MPIC has been aggressively building up its healthcare service portfolio in line with its vision to establish the first nationwide chain of premiere hospitals in the Philippines.
“Metro Pacific is reaping the rewards of prior investments and planting the seeds for future growth. We are reporting record results, exciting growth prospects for our portfolio companies, a new investment in the largest electricity distributor in the country and a potential investment for the operation of one o the largest ports in the country,” Lim said.

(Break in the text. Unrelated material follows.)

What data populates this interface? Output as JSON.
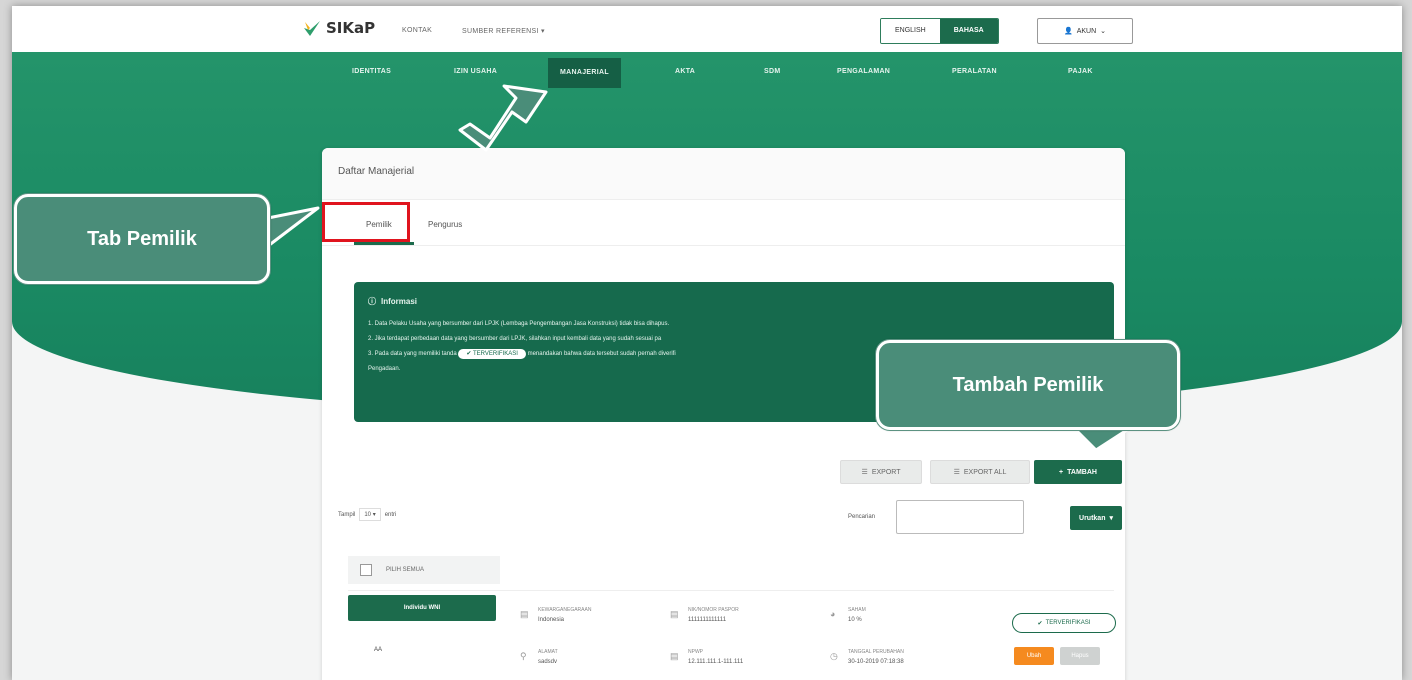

Manuel V. Pangilinan, chairman of MPIC, said 80 percent of First Pacific’s investments are located in the Philippines with the balance in Southeast Asia.
Lim said MPIC’s proposed investment in Meralco is also expected to boost the holding firm’s revenues and exert significant influence over the operations of the company.
“We haven’t included the potential income from Meralco. We hope to close anytime between now and October 17. We hope to close the deal soon so we can equitize the earnings of Meralco.”
By the end of the year, MPIC is seen to complete the acquisition of 144.385 million shares (equivalent to a 13 percent stake in Meralco) for P18.2 billion with an average cost of P126 per share.
Funding for the purchase will come from a combination of shares in MPIC and cash.
Pangilinan said the group is open to acquiring additional Meralco shares at the right price.